La gestión de la cuestión étnica también tiene claroscuros. Hace un tiempo pregunté a un grupo de jugadores de las categorías inferiores de la selección de Ruanda si eran tutsis o hutus. Ninguno quiso responder. “Somos un equipo y ya está”, repetían. Preguntar por la etnia es casi un tabú en la Ruanda de hoy. El Gobierno castiga cualquier atisbo de clasificación étnica o muestra de resentimiento hacia el otro. En un país donde se intentó asesinar al otro grupo de forma sistemática, casi funcionarial, tiene sentido evitar diferencias peligrosas. Los críticos creen que es una táctica. Algunos hutus creen que el Ejecutivo trata de esconder la carta de la etnicidad para favorecer a la minoría tutsi, apenas un 15% de la población. Además del presidente Kagame, otros puestos claves como el ministro de Finanzas, Defensa, Salud o Exteriores, además de las mayores fortunas del país, son tutsis. 

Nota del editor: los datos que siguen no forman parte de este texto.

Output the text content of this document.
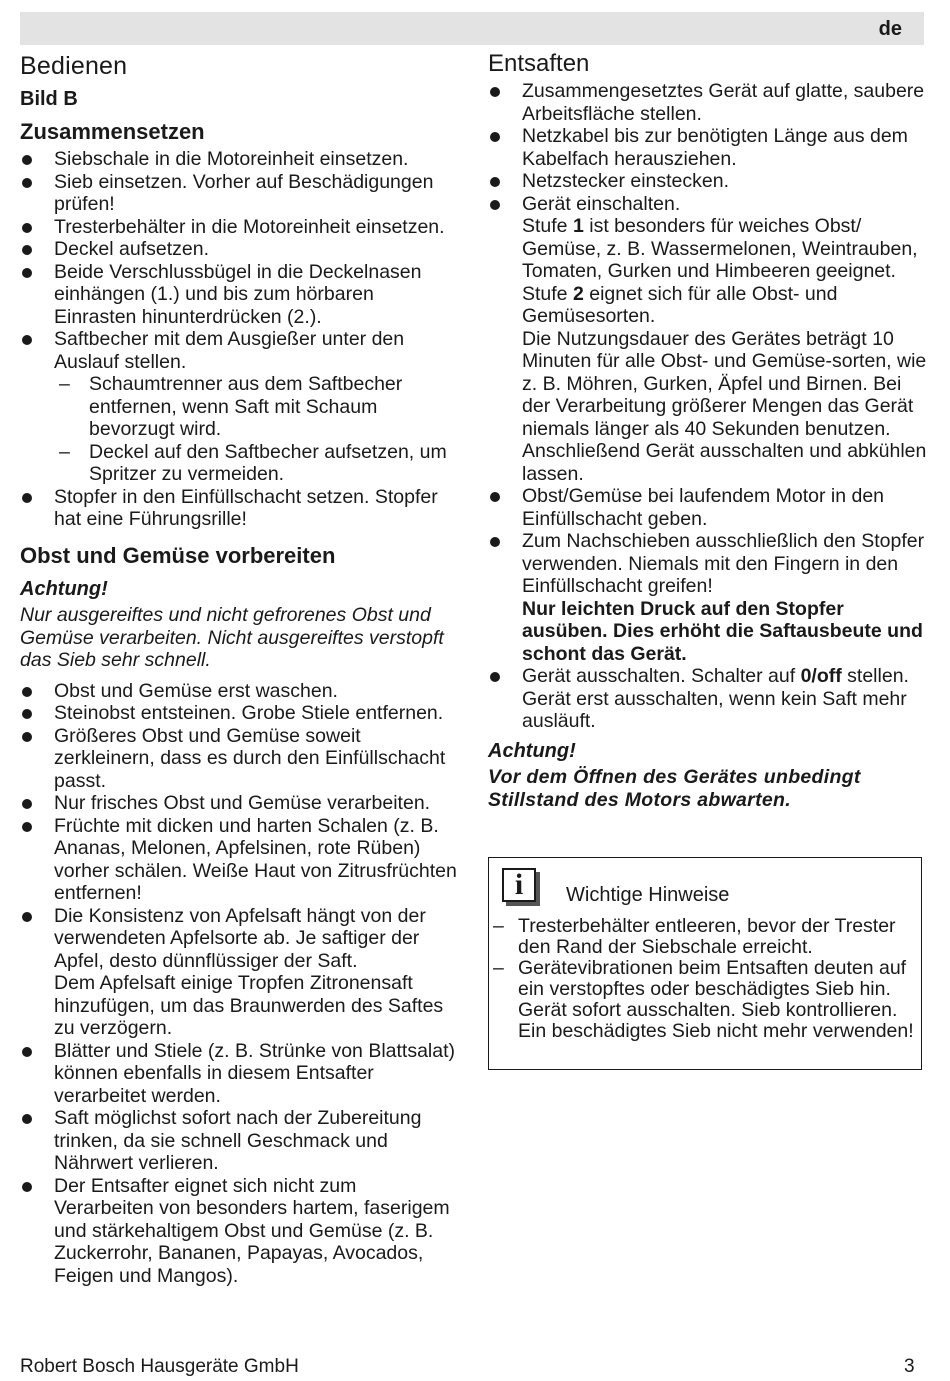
de
Bedienen
Bild B
Zusammensetzen
Siebschale in die Motoreinheit einsetzen.
Sieb einsetzen. Vorher auf Beschädigungen prüfen!
Tresterbehälter in die Motoreinheit einsetzen.
Deckel aufsetzen.
Beide Verschlussbügel in die Deckelnasen einhängen (1.) und bis zum hörbaren Einrasten hinunterdrücken (2.).
Saftbecher mit dem Ausgießer unter den Auslauf stellen.
– Schaumtrenner aus dem Saftbecher entfernen, wenn Saft mit Schaum bevorzugt wird.
– Deckel auf den Saftbecher aufsetzen, um Spritzer zu vermeiden.
Stopfer in den Einfüllschacht setzen. Stopfer hat eine Führungsrille!
Obst und Gemüse vorbereiten
Achtung!

Nur ausgereiftes und nicht gefrorenes Obst und Gemüse verarbeiten. Nicht ausgereiftes verstopft das Sieb sehr schnell.

Obst und Gemüse erst waschen.
Steinobst entsteinen. Grobe Stiele entfernen.
Größeres Obst und Gemüse soweit zerkleinern, dass es durch den Einfüllschacht passt.
Nur frisches Obst und Gemüse verarbeiten.
Früchte mit dicken und harten Schalen (z. B. Ananas, Melonen, Apfelsinen, rote Rüben) vorher schälen. Weiße Haut von Zitrusfrüchten entfernen!
Die Konsistenz von Apfelsaft hängt von der verwendeten Apfelsorte ab. Je saftiger der Apfel, desto dünnflüssiger der Saft.
Dem Apfelsaft einige Tropfen Zitronensaft hinzufügen, um das Braunwerden des Saftes zu verzögern.
Blätter und Stiele (z. B. Strünke von Blattsalat) können ebenfalls in diesem Entsafter verarbeitet werden.
Saft möglichst sofort nach der Zubereitung trinken, da sie schnell Geschmack und Nährwert verlieren.
Der Entsafter eignet sich nicht zum Verarbeiten von besonders hartem, faserigem und stärkehaltigem Obst und Gemüse (z. B. Zuckerrohr, Bananen, Papayas, Avocados, Feigen und Mangos).
Entsaften
Zusammengesetztes Gerät auf glatte, saubere Arbeitsfläche stellen.
Netzkabel bis zur benötigten Länge aus dem Kabelfach herausziehen.
Netzstecker einstecken.
Gerät einschalten.
Stufe 1 ist besonders für weiches Obst/ Gemüse, z. B. Wassermelonen, Weintrauben, Tomaten, Gurken und Himbeeren geeignet.
Stufe 2 eignet sich für alle Obst- und Gemüsesorten.
Die Nutzungsdauer des Gerätes beträgt 10 Minuten für alle Obst- und Gemüse-sorten, wie z. B. Möhren, Gurken, Äpfel und Birnen. Bei der Verarbeitung größerer Mengen das Gerät niemals länger als 40 Sekunden benutzen. Anschließend Gerät ausschalten und abkühlen lassen.
Obst/Gemüse bei laufendem Motor in den Einfüllschacht geben.
Zum Nachschieben ausschließlich den Stopfer verwenden. Niemals mit den Fingern in den Einfüllschacht greifen!
Nur leichten Druck auf den Stopfer ausüben. Dies erhöht die Saftausbeute und schont das Gerät.
Gerät ausschalten. Schalter auf 0/off stellen. Gerät erst ausschalten, wenn kein Saft mehr ausläuft.
Achtung!

Vor dem Öffnen des Gerätes unbedingt Stillstand des Motors abwarten.

i	Wichtige Hinweise
– Tresterbehälter entleeren, bevor der Trester den Rand der Siebschale erreicht.
– Gerätevibrationen beim Entsaften deuten auf ein verstopftes oder beschädigtes Sieb hin. Gerät sofort ausschalten. Sieb kontrollieren. Ein beschädigtes Sieb nicht mehr verwenden!
Robert Bosch Hausgeräte GmbH	3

El milagro económico de las mil colinas. En Ruanda, el 45% de la población es pobre. Es además un país pequeño y superpoblado. Cuando se avanza por las carreteras que se hunden en las montañas verdes del país se ve gente por todos lados. Miles de chozas salpican cualquier trozo de tierra que alcanza la vista. No es una exageración. En un territorio más pequeño que Galicia viven 12,5 millones de personas. Y estará más superpoblado aún: cada ruandesa tiene de media casi cinco hijos y la esperanza de vida ha pasado en dos décadas de 36 a 64 años. El Ejecutivo de Kigali no esconde que una ratio de fertilidad tan alta es un problema y ha puesto en marcha un plan educativo para tratar de contener el crecimiento de la población.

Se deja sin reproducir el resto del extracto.